Le gouvernement n’a plus d’argent

Céline Tabou / 3 septembre 2010

Dans un courrier adressé aux parlementaires, le ministre du Budget François Baroin a expliqué que pour retrouver dès 2013 de nouvelles ressources fiscales, il faudrait augmenter la CRDS, un impôt créé en 1996, pour combler la dette de la sécurité sociale. Mais comme cet impôt est intégré au bouclier fiscal, les plus riches ne seront pas concernés par cette diminution programmée de leur pouvoir d’achat.

Dans le but de faire des économies, François Baroin, ministre du Budget, préconise « l’apport de ressources nouvelles à partir de 2013, que ce soit par la suppression de nouvelles niches fiscales et sociales ou à défaut, par une hausse progressive de la CRDS ». Cette contribution au remboursement de la dette sociale (CRDS) est calculée sur 97% du salaire brut (ou de l’allocation de chômage).
Le gouvernement a également décidé de s’en prendre aux niches fiscales et sociales, qui représentent, selon "Le Figaro", un manque à gagner de 115 milliards d’euros, en 2010. Ces niches doivent être réduites de 10 milliards selon la loi de Finances pour 2011. Le projet de loi sur le budget doit être rendu d’ici à la mi-septembre, et le projet de loi de finances (PLF) devrait être présenté en Conseil des ministres, probablement le 29 septembre.
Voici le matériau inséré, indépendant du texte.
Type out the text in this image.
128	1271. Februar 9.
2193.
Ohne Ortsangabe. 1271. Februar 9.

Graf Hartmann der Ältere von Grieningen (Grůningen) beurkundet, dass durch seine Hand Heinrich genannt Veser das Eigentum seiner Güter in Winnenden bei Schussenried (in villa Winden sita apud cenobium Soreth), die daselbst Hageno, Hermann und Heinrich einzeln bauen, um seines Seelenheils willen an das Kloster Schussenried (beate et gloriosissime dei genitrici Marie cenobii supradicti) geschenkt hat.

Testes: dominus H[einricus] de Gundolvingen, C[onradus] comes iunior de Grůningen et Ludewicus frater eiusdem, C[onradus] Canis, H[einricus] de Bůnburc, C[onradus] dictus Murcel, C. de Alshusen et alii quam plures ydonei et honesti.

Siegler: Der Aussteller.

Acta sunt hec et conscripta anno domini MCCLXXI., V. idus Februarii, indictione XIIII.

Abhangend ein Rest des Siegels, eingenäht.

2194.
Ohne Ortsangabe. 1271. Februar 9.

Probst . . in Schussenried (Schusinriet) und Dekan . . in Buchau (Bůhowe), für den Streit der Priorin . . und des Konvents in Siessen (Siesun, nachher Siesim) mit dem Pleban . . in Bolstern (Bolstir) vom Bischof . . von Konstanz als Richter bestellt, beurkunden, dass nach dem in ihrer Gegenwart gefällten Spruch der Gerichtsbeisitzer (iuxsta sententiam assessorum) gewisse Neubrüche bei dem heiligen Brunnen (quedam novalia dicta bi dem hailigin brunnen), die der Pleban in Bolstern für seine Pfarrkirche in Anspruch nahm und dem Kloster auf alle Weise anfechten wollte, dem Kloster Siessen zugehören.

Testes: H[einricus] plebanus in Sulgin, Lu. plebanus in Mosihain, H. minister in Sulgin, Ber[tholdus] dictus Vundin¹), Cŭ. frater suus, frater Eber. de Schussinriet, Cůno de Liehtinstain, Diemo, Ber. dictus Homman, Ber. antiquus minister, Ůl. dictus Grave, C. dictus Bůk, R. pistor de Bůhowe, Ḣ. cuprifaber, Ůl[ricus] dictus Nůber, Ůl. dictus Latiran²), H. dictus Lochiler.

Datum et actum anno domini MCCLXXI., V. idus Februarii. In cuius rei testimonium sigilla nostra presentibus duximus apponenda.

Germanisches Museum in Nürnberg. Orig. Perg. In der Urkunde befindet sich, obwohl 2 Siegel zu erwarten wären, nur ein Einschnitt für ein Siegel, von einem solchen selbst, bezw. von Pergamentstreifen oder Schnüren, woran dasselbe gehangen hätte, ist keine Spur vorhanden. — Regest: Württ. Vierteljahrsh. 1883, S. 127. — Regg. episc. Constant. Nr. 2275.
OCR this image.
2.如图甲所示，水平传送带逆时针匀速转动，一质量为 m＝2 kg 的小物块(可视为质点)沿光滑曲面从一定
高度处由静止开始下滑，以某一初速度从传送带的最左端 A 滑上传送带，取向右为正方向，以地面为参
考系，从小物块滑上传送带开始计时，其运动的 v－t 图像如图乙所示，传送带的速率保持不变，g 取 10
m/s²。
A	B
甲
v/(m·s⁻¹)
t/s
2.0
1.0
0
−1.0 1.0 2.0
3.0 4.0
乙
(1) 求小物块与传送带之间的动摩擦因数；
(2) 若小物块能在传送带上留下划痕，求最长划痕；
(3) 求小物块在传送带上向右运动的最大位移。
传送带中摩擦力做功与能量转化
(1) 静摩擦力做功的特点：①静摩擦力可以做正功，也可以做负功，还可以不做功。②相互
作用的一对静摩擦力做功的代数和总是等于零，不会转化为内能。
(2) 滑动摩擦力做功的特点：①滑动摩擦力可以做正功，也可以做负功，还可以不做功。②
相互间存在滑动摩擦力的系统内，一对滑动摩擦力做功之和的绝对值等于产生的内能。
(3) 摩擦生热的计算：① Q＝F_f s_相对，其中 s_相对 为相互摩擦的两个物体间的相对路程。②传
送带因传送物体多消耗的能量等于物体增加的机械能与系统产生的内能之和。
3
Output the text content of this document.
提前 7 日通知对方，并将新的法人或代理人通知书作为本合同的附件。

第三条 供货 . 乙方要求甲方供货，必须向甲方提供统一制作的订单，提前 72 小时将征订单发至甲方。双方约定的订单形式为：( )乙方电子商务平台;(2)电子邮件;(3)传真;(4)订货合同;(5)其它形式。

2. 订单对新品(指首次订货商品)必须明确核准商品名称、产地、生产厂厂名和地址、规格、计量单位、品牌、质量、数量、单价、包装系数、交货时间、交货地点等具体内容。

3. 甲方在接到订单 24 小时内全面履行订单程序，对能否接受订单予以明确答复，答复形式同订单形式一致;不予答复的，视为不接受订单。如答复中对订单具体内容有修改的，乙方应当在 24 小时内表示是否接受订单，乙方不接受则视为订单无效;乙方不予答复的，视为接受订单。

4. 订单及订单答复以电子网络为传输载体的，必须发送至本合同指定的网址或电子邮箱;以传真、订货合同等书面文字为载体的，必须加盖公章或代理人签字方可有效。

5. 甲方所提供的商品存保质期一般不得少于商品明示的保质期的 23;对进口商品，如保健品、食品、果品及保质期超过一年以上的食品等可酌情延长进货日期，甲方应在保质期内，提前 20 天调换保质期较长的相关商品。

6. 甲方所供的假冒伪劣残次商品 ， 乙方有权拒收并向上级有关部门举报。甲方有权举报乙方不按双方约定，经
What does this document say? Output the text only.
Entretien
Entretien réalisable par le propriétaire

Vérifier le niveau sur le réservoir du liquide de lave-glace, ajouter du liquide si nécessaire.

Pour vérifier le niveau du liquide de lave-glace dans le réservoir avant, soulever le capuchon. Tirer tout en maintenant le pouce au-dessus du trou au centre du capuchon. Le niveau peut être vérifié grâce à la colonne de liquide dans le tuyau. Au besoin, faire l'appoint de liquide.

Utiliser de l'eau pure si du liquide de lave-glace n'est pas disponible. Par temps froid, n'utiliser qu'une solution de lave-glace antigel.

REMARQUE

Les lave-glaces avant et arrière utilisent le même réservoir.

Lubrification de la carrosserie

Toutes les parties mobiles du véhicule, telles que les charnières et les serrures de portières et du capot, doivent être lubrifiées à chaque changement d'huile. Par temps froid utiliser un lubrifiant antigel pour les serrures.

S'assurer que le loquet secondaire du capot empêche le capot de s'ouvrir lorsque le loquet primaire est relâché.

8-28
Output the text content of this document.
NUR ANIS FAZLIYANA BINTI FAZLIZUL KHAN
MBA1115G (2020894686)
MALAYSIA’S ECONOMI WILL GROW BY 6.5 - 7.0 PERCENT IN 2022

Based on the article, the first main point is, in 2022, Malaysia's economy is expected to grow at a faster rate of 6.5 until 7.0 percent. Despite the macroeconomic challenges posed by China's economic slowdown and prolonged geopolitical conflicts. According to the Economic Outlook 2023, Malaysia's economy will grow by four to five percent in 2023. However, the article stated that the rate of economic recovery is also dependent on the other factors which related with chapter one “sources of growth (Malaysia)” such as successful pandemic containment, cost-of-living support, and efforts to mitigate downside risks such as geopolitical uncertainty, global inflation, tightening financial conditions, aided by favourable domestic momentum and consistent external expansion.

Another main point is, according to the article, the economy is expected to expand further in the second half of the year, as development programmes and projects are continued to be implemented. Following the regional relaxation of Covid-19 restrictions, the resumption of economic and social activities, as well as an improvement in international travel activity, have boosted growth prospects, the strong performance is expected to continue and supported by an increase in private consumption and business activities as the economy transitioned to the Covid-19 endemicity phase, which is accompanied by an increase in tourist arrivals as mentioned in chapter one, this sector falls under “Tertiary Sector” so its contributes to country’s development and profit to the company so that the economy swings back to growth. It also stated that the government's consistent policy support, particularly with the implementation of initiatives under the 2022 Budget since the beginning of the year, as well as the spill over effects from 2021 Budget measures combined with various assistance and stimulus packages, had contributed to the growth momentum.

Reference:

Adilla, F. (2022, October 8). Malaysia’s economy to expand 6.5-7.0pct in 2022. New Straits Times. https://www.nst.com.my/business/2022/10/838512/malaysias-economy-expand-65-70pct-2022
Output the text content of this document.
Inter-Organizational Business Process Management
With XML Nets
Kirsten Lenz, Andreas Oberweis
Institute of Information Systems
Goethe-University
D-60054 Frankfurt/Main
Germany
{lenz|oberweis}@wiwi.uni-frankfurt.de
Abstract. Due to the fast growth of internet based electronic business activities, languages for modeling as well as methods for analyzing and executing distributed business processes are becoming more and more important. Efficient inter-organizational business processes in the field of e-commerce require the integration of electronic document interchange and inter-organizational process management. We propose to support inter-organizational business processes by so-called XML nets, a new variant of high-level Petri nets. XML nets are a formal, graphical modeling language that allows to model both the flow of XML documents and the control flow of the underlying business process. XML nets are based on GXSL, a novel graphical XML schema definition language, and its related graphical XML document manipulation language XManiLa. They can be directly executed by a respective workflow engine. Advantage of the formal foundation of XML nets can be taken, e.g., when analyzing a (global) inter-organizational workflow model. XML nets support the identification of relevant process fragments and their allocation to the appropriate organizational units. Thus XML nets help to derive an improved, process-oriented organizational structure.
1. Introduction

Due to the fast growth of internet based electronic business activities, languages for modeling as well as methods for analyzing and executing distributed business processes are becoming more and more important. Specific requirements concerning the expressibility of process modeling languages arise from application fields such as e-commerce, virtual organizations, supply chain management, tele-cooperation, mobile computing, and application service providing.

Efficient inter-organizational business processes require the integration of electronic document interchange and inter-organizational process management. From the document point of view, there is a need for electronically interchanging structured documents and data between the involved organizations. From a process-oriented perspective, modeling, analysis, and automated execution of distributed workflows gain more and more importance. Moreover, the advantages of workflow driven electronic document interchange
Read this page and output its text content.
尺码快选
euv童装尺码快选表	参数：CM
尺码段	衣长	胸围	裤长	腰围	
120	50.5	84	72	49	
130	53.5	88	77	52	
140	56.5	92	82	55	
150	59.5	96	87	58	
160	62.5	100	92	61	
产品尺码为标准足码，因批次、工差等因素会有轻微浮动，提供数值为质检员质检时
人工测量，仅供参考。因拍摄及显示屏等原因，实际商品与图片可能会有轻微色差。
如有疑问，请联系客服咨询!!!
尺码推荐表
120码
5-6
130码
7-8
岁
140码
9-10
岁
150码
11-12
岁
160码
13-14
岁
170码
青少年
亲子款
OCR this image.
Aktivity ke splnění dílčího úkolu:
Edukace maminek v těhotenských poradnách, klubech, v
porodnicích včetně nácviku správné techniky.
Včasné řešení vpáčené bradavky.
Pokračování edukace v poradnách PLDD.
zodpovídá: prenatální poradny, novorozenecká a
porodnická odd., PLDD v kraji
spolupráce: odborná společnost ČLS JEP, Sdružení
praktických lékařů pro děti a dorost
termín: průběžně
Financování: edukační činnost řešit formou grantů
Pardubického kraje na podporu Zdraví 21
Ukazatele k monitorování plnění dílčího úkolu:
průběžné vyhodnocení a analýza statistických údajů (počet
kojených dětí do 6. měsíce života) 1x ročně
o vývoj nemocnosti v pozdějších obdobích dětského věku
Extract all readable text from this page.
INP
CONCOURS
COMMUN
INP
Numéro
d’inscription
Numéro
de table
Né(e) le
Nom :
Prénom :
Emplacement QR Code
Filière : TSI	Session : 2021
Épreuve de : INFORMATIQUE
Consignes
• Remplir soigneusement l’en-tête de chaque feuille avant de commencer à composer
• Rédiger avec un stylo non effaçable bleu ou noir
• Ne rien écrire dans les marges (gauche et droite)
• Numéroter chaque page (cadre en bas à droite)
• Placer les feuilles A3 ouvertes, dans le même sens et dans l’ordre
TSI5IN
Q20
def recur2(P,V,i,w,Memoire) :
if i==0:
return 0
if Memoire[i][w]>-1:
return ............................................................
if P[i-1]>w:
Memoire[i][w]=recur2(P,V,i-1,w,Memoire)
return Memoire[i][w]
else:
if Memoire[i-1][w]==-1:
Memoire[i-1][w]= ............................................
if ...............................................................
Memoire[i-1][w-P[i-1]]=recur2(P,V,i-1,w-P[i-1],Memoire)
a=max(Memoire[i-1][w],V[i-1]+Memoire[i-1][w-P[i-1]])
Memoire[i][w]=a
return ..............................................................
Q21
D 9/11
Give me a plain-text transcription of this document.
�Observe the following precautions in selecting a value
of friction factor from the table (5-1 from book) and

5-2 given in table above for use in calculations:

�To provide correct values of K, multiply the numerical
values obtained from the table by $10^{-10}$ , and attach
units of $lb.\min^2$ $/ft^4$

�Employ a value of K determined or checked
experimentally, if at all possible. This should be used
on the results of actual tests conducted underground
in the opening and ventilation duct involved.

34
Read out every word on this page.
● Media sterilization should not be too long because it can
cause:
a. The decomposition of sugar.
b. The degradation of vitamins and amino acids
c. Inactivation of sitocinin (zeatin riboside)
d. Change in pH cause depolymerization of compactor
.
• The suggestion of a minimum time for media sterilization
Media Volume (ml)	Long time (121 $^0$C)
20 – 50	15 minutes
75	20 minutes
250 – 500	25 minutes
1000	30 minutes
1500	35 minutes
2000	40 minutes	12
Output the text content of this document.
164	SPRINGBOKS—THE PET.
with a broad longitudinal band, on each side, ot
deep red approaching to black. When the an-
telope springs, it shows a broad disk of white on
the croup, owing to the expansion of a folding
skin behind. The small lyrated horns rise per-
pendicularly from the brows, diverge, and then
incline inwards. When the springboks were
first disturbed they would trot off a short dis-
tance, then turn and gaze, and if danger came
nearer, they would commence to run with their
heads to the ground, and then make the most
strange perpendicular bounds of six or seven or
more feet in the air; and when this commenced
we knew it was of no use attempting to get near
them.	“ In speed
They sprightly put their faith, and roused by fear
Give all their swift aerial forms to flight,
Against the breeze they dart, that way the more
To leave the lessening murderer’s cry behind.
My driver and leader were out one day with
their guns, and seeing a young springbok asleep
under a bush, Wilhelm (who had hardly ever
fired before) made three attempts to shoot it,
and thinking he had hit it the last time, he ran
Pas touche au bouclier fiscal

Nicolas Sarkozy avait promis, durant la campagne présidentielle 2007, qu’il n’augmenterait pas les impôts, et réduirait la dette et le déficit par des économies sur les dépenses existantes. Ce revirement politique ne profite en aucun cas aux bas salaires, ou aux personnes sans activité. Car se seront d’abord eux qui devront mettre la main à leur porte-monnaie pour payer cette hausse d’impôt.
L’annonce de François Baroin devrait relancer le débat sur le bouclier fiscal, auquel le gouvernement a intégré la CRDS. De fait, en cas de hausse de la contribution au remboursement de la dette sociale, les plus hauts revenus seront épargnés. Et elle a provoqué des remous au sein même du gouvernement, puisque la ministre de l’Économie, Chrisitine Lagarde, a annoncé hier qu’aucune hausse d’impôt n’était prévue avant la présidentielle de 2012.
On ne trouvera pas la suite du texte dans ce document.